Occasionally, guests at the local dive centre can swim with the whales, and get close enough to touch.

Franco Banfi, an Arctic diver and photographer, who took the pictures, said: “When a whale comes up to us and swims by, it looks you right in the eyes. Obviously we don’t know what they think, but they are very curious creatures.
“Sometimes, I'm sure they're trying to figure out what we are and where we came from.
“As a photographer, I’ve always been driven to bring photographs of animals one hardly ever sees to a printed page."

But while the beluga, or white whale, is built for these harsh surroundings, the diving team face extremely tough conditions to get close to the gentle creatures.
Before each dive the team have to create holes in the three-foot-deep ice using a hand saw, just to get through to the sea below.
Once they’re in they have to swim around in heavy layers of clothes in the -10°C waters.
But the short straw is for the volunteer who gets to stay above ground in -30°C winds, making sure the ice hole doesn’t freeze over and trap the group.

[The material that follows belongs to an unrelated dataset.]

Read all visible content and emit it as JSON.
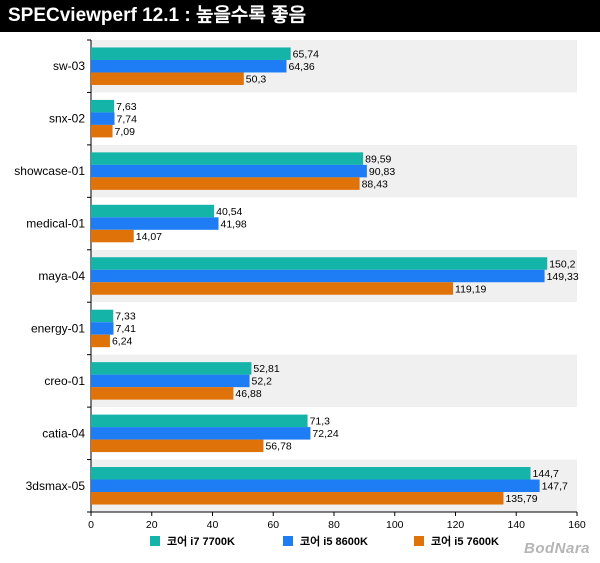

“Photographing a story in very cold water can turn into a logistical nightmare, “ says Mr Banfi, 58.
“But, if we are well trained, the underwater part of things is not really as harsh as you might think."
"When we come out on land, temperatures can get down to – 10°C or -20°C and things will instantly freeze, so we can barely move.
“Cold itself will not hurt the equipment, but it may slow down some of its functions as well as our own.
“Because of the ice-layer and snow cover, there is not sufficient light to shoot with ambient light and batteries lose their charge more quickly in cold weather.”

Mr Banfi said he was keen to show the beauty of the undersea world to those who can’t face the icy deep themselves.
“As photographer, I’ve always been driven to bring photographs of animals one hardly ever sees," he said.
"I want to see these amazing animals in a way that only a few people have seen and I want to share it with others.”